The decision, according to Carl Weinberg, chief economist at High Frequency Economics, is a very bad one.
“Raising interest rates will push up the cost of borrowing for euro land’s troubled PIIGS. The PIG subgroup is, to be blunt, failing before our eyes,” Weinberg wrote in a research note.
“Portugal is at risk of failing to redeem a coupon on April 15th. The cost of Ireland’s banking sector bailout is exploding… Greece is teetering on the verge of failing to make its IMF program targets,” he added.
“If Greece fails to achieve its revenue targets— again — the IMF and European Financial Stability Fund could pull the plug on its funding within the next month. This hardly seems like a good time to raise interest rates, eh?”
Banks and the Nightmare Scenario
Weinberg believes European Central Bank President Jean-Claude Trichet’s decision to hike rateswill have no impact on headline inflation but warns it could be the tipping point for a euro zone banking crisis.
“Activity at the ECB’s short-term borrowing window last week revealed that 174 banks could not borrow enough cash from the markets to realize their minimum reserve requirements,” said Weinberg.

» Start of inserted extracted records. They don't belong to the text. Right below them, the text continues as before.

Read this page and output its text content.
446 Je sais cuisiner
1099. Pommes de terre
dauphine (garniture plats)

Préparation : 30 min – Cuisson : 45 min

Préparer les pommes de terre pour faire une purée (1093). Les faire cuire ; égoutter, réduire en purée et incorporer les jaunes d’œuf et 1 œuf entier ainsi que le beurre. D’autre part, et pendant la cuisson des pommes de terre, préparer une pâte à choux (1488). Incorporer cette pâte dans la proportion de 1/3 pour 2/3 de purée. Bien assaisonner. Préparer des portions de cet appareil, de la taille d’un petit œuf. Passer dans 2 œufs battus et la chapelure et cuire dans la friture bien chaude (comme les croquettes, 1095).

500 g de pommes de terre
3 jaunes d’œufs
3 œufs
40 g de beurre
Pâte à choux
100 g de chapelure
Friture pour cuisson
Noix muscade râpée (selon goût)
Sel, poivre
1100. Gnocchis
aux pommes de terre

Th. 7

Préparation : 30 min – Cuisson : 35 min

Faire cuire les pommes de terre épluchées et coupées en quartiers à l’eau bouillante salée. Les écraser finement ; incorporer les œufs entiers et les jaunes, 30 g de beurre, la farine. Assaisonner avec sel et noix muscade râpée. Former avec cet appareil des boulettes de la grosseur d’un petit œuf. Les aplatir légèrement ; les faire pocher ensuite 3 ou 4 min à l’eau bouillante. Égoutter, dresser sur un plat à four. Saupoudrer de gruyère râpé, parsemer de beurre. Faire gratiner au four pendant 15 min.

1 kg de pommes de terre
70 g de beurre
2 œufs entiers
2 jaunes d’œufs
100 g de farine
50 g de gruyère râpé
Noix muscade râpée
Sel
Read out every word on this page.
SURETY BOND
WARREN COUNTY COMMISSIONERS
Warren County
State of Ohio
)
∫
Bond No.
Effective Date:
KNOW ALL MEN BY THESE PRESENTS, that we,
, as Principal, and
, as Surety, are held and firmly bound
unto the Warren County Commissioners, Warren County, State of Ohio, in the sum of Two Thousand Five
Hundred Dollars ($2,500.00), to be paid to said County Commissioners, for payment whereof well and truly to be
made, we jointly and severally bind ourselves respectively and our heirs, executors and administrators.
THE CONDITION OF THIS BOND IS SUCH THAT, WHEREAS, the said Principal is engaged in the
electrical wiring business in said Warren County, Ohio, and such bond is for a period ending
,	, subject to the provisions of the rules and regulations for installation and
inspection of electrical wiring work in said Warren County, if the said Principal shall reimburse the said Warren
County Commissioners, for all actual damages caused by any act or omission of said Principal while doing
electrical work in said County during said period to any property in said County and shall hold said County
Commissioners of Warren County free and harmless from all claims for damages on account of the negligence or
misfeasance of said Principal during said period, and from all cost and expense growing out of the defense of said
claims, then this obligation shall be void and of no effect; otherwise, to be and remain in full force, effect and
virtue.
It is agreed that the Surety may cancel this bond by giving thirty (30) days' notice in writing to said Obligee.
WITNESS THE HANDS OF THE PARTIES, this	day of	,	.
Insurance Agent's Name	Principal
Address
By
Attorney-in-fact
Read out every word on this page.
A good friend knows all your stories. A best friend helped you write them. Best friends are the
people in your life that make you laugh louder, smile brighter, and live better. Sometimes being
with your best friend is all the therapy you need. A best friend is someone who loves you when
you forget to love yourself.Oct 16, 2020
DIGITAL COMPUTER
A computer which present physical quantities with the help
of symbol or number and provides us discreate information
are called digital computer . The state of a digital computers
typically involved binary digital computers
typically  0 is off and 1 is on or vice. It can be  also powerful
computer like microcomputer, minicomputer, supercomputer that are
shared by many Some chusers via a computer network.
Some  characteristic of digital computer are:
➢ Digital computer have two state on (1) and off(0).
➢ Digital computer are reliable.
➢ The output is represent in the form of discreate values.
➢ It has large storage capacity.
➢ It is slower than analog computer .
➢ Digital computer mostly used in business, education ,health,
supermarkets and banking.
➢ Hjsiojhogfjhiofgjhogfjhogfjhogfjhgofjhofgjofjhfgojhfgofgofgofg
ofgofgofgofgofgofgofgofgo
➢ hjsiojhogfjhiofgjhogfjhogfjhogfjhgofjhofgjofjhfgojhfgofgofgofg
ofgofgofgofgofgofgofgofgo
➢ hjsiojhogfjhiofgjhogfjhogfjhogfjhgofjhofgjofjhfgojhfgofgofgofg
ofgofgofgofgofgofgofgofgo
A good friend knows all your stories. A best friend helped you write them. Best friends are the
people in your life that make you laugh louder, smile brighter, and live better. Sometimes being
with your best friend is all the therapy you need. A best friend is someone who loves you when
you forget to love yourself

His view is that even a 25 basis points hike will raise the cost of funding for these troubled banks which cannot access money in the open market. “The hardest hit banks in euro land will feel substantial pain.”
“A widening circle of bank failures is the triggering mechanism in our nightmare scenario for an explosion of the sovereign debt crisis into a disaster,” he warned.
“Beating a dead horse — we see the euro land’s economy as a dying horse at best — will not achieve positive results,” Weinberg added.